Natural gas produced is exported via pipelines through the Gassled system from Norway to European markets (which Statoil has a 32.1% ownership in). The majority of gas produced, around 80% to 90%, is sold through long-term contracts to large European gas utility companies and suppliers. The remaining gas is traded on the spot market and direct to major end users in Belgium, the Netherlands, France and the UK. Some natural gas from the Snøhvit field in the Barents Sea in the Arctic is converted into LNG for the export market further afield and is Europe’s only exporter of LNG. In November 2011 Statoil signed an agreement to acquire Hess’s 3.26% stake in the Snøhvit field, adjacent production licenses and Hammerfest LNG-facility located in Melkøya.
Statoil has developed spirally-wound heat exchangers (SWHE) for the liquefaction of natural gas and has invested heavily in R&D in this space. There are plans for an LNG plant in single liquefaction process known as a single LNG ‘train’ in Melkøya using Statoil and Linde’s triple cycle MFC® technology. This uses a single liquefaction process known as a single LNG ‘train’ with a capacity of 4.3 million tonnes per annum (mtpa). Research is also underway on the development of a single LNG ‘train’ with a capacity of 8 mtpa in warm climates and 9 mtpa in cold climates.
The company has plans for a floating LNG plant. This would have to overcome certain challenges, namely the floating plant would have to be more compact than its onshore counterpart; it must consume less energy; and would have to meet more stringent safety requirements.

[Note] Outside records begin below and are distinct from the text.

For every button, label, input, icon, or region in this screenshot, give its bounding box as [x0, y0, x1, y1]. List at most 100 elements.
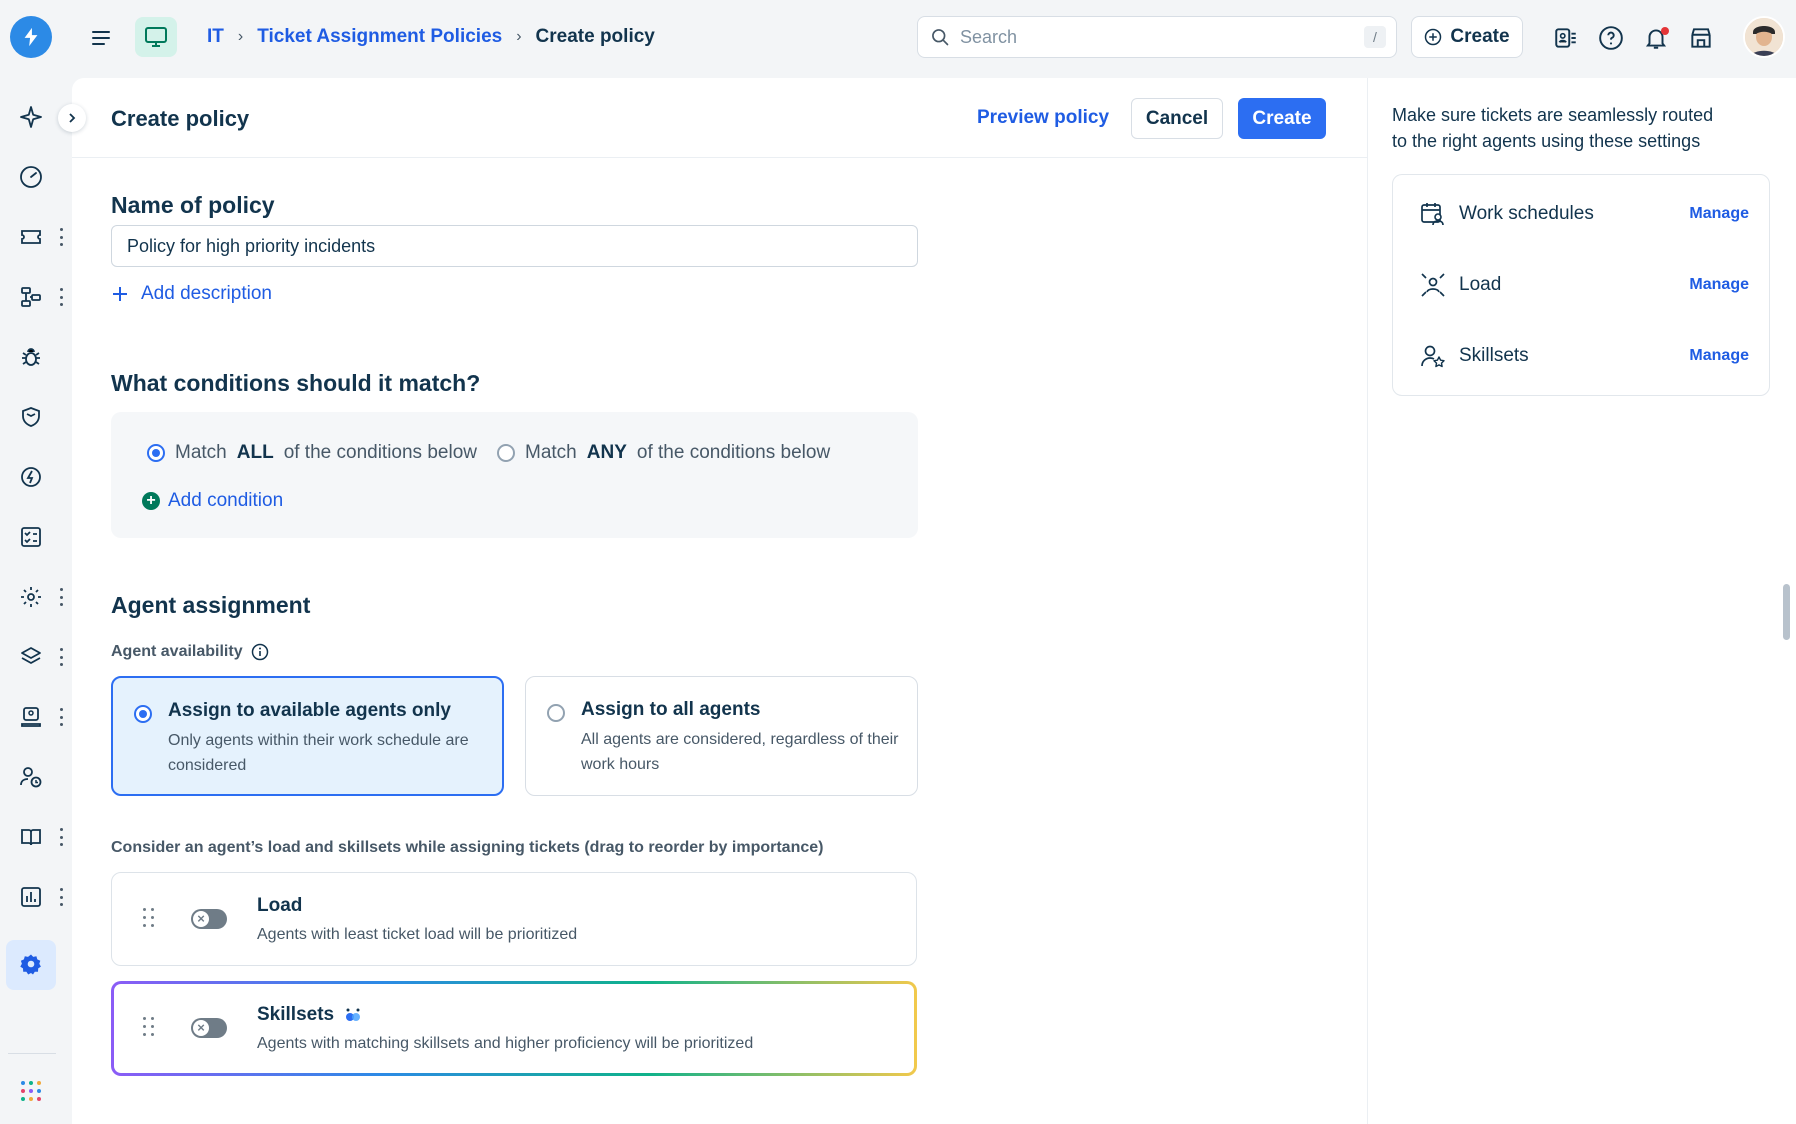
info-icon[interactable] [251, 643, 269, 661]
layers-icon[interactable] [16, 642, 46, 672]
contact-list-icon[interactable] [1553, 25, 1579, 51]
match-any-radio[interactable] [497, 444, 515, 462]
load-icon [1419, 271, 1447, 299]
load-factor-card[interactable]: Load Agents with least ticket load will … [111, 872, 917, 966]
right-panel: Make sure tickets are seamlessly routed … [1367, 78, 1796, 1124]
bug-icon[interactable] [16, 342, 46, 372]
marketplace-icon[interactable] [1688, 25, 1714, 51]
policy-name-input[interactable] [111, 225, 918, 267]
skillsets-title-text: Skillsets [257, 1004, 335, 1025]
skillsets-description: Agents with matching skillsets and highe… [257, 1035, 754, 1052]
load-toggle[interactable] [191, 909, 227, 929]
agent-availability-label: Agent availability [111, 643, 243, 660]
option-description: Only agents within their work schedule a… [168, 732, 469, 774]
breadcrumb: IT › Ticket Assignment Policies › Create… [207, 26, 655, 48]
match-all-keyword: ALL [236, 442, 274, 463]
plus-icon [113, 287, 127, 301]
match-any-keyword: ANY [586, 442, 627, 463]
plus-circle-icon [1425, 28, 1442, 46]
calendar-user-icon [1419, 200, 1447, 228]
consider-label: Consider an agent’s load and skillsets w… [111, 839, 824, 856]
option-title: Assign to all agents [581, 699, 761, 720]
apps-grid-icon[interactable] [16, 1076, 46, 1106]
expand-sidebar-button[interactable] [58, 104, 86, 132]
notification-dot [1661, 27, 1669, 35]
more-icon[interactable] [58, 588, 64, 606]
shield-icon[interactable] [16, 402, 46, 432]
top-bar: IT › Ticket Assignment Policies › Create… [0, 0, 1796, 78]
more-icon[interactable] [58, 828, 64, 846]
conditions-box: Match ALL of the conditions below Match … [111, 412, 918, 538]
load-description: Agents with least ticket load will be pr… [257, 926, 578, 943]
more-icon[interactable] [58, 708, 64, 726]
ai-sparkle-icon [346, 1008, 361, 1021]
preview-policy-link[interactable]: Preview policy [977, 107, 1109, 129]
chevron-right-icon: › [237, 28, 244, 45]
global-search[interactable]: / [917, 16, 1397, 58]
dashboard-icon[interactable] [16, 162, 46, 192]
chevron-right-icon: › [516, 28, 522, 45]
setting-work-schedules: Work schedules Manage [1419, 199, 1749, 229]
setting-skillsets: Skillsets Manage [1419, 341, 1749, 371]
workspace-monitor-icon[interactable] [135, 17, 177, 57]
reports-icon[interactable] [16, 882, 46, 912]
available-agents-option[interactable]: Assign to available agents only Only age… [111, 676, 504, 796]
more-icon[interactable] [58, 648, 64, 666]
chevron-right-icon [69, 113, 76, 123]
agent-availability-label-row: Agent availability [111, 643, 269, 661]
load-title-text: Load [257, 895, 303, 916]
skillsets-factor-card[interactable]: Skillsets Agents with matching skillsets… [111, 981, 917, 1076]
load-title: Load [257, 895, 302, 917]
global-create-button[interactable]: Create [1411, 16, 1523, 58]
conditions-section-title: What conditions should it match? [111, 370, 481, 396]
breadcrumb-current: Create policy [535, 26, 655, 47]
add-description-link[interactable]: Add description [111, 283, 272, 305]
search-input[interactable] [960, 26, 1350, 48]
assets-icon[interactable] [16, 702, 46, 732]
manage-load-link[interactable]: Manage [1689, 276, 1749, 294]
skillsets-toggle[interactable] [191, 1018, 227, 1038]
book-icon[interactable] [16, 822, 46, 852]
tasks-icon[interactable] [16, 522, 46, 552]
available-agents-radio[interactable] [134, 705, 152, 723]
breadcrumb-ticket-assignment-policies[interactable]: Ticket Assignment Policies [257, 26, 502, 48]
more-icon[interactable] [58, 228, 64, 246]
all-agents-option[interactable]: Assign to all agents All agents are cons… [525, 676, 918, 796]
setting-label: Skillsets [1459, 345, 1529, 366]
page-title: Create policy [111, 106, 250, 131]
match-any-option[interactable]: Match ANY of the conditions below [497, 442, 830, 464]
settings-card: Work schedules Manage Load Manage Skills… [1392, 174, 1770, 396]
drag-handle-icon[interactable] [143, 1017, 155, 1037]
more-icon[interactable] [58, 288, 64, 306]
change-icon[interactable] [16, 462, 46, 492]
user-avatar[interactable] [1743, 16, 1785, 58]
create-button[interactable]: Create [1238, 98, 1326, 139]
cancel-button[interactable]: Cancel [1131, 98, 1223, 139]
setting-label: Load [1459, 274, 1502, 295]
all-agents-radio[interactable] [547, 704, 565, 722]
help-icon[interactable] [1598, 25, 1624, 51]
manage-work-schedules-link[interactable]: Manage [1689, 205, 1749, 223]
app-logo-icon[interactable] [10, 16, 52, 58]
ticket-icon[interactable] [16, 222, 46, 252]
user-clock-icon[interactable] [16, 762, 46, 792]
more-icon[interactable] [58, 888, 64, 906]
skillsets-title: Skillsets [257, 1004, 362, 1026]
scrollbar-thumb[interactable] [1783, 584, 1790, 640]
drag-handle-icon[interactable] [143, 908, 155, 928]
search-icon [932, 29, 949, 46]
match-all-option[interactable]: Match ALL of the conditions below [147, 442, 477, 464]
page-header: Create policy Preview policy Cancel Crea… [58, 78, 1367, 158]
settings-icon[interactable] [6, 940, 56, 990]
manage-skillsets-link[interactable]: Manage [1689, 347, 1749, 365]
workflow-icon[interactable] [16, 282, 46, 312]
sparkle-icon[interactable] [16, 102, 46, 132]
match-all-prefix: Match [175, 442, 227, 463]
breadcrumb-it[interactable]: IT [207, 26, 224, 48]
name-section-title: Name of policy [111, 192, 275, 218]
global-create-label: Create [1450, 26, 1510, 47]
match-all-radio[interactable] [147, 444, 165, 462]
add-condition-button[interactable]: + Add condition [142, 490, 283, 512]
menu-icon[interactable] [89, 26, 113, 50]
config-icon[interactable] [16, 582, 46, 612]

In third countries Statoil has a 25.5% stake in the Shah Deniz gas field in Azerbaijan with both gas and condensates. Produced gas is transported via the South Caucasus Pipeline (SCP) to the Georgian-Turkey border. An expansion to this pipeline is currently under development. Phase 1 will expand capacity to between 8.8 and 9 bcm and phase 2 to 16 bcm. This will further open up the field to European consumers.